Apenas le dejó tiempo de contestar.
—Lo utilizaste. Denney necesitaba algo. Un mensajero, quizás. Alguien que llevase un paquete a alguna parte, que pagase a alguien quizás. Te acostaste con Gallo para conseguir sus favores. Denney ni siquiera te indicó quién debía ser. Simplemente te pidió que encontrases a la persona adecuada. ¿Fue eso también lo que ocurrió con el inglés? Era un fulano importante en la Unión Europea. ¿Por eso le era útil a Denney?
—Hugh Fairchild era mi amante —contestó entre dientes—. Estuvo conmigo por lo que soy, así que no te dejes llevar por la imaginación.
—Era un hombre casado buscando una cama caliente en una ciudad extraña. No me estoy imaginando nada. Sólo pretendo encontrar un camino que me lleve hasta algo que tenga sentido. Creo que…
—Cree lo que te dé la gana.
Se levantó y pasó por delante de él como una exhalación. Nic la vio desaparecer por la puerta y tomar la dirección de su habitación desconcertado por sus propios sentimientos. Quería saber y no quería. Ella tenía razón. Todo aquello no eran más que imaginaciones suyas, que no hacían sino abrir la puerta a otro montón de preguntas sin respuesta.
Se tumbó sobre las sábanas arrugadas todavía húmedas de sus cuerpos y cerró los ojos. No sabía si iba a ser capaz de dormir de tantas ideas que le circulaban por la cabeza. Tenía en ella imágenes que nunca habría querido contemplar. Más allá de la ventana, en aquella ardiente oscuridad, los búhos se llamaban los unos a los otros.

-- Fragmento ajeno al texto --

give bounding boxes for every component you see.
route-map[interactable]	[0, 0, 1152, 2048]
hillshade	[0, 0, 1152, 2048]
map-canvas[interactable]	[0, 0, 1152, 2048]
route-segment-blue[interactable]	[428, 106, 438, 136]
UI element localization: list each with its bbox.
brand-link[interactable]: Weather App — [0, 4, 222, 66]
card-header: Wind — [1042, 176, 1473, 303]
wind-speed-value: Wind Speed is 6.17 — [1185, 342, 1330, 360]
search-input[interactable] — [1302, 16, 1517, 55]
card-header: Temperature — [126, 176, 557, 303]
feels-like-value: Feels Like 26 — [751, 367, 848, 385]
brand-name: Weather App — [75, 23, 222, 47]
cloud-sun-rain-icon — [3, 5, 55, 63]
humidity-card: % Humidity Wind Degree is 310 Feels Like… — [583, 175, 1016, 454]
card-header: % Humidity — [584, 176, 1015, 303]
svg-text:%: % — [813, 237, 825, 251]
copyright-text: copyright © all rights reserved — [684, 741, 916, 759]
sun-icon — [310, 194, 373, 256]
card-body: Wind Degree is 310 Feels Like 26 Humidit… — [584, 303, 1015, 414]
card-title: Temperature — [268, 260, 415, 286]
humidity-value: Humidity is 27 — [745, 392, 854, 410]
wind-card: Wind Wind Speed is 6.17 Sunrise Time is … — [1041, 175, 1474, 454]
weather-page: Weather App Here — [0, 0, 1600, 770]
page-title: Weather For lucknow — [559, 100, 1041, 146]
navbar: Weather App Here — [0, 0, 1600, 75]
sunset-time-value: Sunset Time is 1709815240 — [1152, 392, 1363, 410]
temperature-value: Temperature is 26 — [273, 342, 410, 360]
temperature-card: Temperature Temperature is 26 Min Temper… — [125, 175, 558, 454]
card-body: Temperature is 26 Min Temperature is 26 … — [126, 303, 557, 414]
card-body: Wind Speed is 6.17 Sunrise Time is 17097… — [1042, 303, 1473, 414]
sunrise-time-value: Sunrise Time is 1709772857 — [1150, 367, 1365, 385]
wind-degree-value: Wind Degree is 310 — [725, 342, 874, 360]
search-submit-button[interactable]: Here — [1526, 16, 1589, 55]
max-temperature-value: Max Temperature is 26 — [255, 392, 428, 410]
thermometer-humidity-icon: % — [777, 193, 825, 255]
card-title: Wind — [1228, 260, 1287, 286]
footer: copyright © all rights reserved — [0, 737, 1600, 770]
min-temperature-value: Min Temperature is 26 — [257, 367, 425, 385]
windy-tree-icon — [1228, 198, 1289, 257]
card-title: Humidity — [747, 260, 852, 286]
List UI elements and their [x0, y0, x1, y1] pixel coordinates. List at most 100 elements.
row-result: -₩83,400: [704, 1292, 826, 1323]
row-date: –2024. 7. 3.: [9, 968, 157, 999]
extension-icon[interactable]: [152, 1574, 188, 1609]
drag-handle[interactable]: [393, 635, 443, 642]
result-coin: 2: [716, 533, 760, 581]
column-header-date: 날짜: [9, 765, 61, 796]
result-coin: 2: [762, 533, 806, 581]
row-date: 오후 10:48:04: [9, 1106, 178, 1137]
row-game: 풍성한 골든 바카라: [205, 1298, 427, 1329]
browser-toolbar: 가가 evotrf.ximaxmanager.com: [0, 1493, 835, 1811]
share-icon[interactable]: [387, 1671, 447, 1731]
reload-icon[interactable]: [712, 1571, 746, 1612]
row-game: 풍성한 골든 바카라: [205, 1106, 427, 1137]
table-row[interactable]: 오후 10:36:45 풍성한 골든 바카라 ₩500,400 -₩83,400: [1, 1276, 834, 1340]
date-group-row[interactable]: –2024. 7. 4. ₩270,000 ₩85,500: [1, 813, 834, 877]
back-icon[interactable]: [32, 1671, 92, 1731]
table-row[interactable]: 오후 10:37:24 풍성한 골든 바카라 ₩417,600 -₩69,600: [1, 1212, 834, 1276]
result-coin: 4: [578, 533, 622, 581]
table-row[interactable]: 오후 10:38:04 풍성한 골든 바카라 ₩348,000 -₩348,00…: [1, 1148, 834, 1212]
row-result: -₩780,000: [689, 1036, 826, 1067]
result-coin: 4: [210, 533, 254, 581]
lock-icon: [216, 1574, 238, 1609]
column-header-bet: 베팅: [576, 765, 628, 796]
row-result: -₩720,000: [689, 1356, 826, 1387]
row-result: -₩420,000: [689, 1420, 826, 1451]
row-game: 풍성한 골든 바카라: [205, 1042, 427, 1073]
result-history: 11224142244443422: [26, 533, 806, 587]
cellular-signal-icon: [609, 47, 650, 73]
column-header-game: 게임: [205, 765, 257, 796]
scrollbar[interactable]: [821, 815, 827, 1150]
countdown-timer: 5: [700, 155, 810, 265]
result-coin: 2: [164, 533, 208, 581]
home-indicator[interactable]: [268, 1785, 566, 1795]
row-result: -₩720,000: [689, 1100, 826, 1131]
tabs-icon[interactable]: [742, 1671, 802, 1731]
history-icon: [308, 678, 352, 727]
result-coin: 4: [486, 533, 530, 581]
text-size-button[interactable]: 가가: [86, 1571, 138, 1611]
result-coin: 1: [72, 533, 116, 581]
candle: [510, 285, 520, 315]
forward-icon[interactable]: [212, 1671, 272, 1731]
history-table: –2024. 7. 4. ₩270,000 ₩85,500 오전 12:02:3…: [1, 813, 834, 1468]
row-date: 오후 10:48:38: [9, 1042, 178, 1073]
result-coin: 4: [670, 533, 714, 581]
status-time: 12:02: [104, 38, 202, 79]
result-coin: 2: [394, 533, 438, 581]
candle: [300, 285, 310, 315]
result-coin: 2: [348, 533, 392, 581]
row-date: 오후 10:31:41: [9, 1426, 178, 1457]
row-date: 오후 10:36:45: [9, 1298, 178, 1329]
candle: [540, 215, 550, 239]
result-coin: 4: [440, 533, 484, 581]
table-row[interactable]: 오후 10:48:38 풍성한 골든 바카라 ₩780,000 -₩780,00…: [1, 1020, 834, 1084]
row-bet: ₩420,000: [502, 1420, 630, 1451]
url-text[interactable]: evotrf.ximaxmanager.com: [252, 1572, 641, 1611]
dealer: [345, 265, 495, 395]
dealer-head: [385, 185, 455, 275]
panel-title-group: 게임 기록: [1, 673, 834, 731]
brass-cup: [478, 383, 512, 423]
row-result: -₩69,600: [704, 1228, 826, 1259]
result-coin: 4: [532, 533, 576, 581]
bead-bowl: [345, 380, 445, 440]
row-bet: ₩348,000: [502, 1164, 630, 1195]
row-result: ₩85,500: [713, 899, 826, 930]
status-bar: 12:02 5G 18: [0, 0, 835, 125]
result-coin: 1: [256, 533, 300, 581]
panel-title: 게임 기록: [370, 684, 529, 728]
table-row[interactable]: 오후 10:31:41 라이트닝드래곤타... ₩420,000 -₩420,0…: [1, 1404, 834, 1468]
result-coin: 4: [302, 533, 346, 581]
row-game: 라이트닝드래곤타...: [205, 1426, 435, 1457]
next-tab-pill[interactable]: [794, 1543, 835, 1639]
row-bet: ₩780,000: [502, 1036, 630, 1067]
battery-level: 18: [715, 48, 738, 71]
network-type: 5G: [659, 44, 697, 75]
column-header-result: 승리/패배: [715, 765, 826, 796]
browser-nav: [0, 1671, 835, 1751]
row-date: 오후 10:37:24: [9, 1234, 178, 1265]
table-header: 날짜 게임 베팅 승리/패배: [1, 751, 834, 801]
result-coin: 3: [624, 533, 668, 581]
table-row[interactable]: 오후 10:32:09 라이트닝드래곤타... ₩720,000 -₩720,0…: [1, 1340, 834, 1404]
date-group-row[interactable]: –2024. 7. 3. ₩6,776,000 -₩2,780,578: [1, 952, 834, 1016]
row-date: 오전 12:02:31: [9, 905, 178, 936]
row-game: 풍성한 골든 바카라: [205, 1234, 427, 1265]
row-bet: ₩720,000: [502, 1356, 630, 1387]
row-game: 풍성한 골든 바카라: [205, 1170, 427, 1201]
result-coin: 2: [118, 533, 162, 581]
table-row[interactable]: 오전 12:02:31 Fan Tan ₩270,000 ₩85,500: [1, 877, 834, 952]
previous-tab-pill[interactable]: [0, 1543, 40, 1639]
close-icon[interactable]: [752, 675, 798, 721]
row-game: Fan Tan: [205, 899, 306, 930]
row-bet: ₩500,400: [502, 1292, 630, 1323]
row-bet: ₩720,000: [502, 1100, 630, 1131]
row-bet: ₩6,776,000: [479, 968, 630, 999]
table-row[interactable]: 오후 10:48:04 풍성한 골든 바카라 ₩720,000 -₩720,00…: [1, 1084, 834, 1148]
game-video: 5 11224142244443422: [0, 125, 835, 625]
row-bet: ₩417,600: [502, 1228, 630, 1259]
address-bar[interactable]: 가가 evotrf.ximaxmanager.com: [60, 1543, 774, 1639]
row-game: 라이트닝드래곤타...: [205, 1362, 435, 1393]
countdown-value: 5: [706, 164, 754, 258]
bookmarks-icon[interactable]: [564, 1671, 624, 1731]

A lo lejos se oía también la charla de los hombres de la puerta y el chasqueo de sus radios al recibir información de fuera de aquel puerto seguro y protegido, inalcanzable para los depredadores de la ciudad. Qué imbécil había sido. Había permitido que la magia que había creado su padre y el inesperado éxtasis físico que ella le había regalado lo desconcentraran. Seguro que Gino Fosse no dormía. Había un ciclo en movimiento fuera del santuario que su padre había intentado crear. Un círculo que todavía no se había cerrado.
Pensó de nuevo en Michael Denney pero inmediatamente bloqueó el paso de las imágenes que se le querían colar en la cabeza.
Luego, después de un buen rato, se quedó dormido, hasta que le despertó el teléfono. Miró el reloj. Eran casi las seis. Casi tres horas habían desaparecido en un laberinto de pesadillas.
Fue Falcone quien con voz fría y monótona lo arrancó de golpe de su angustia y lo lanzó a la realidad.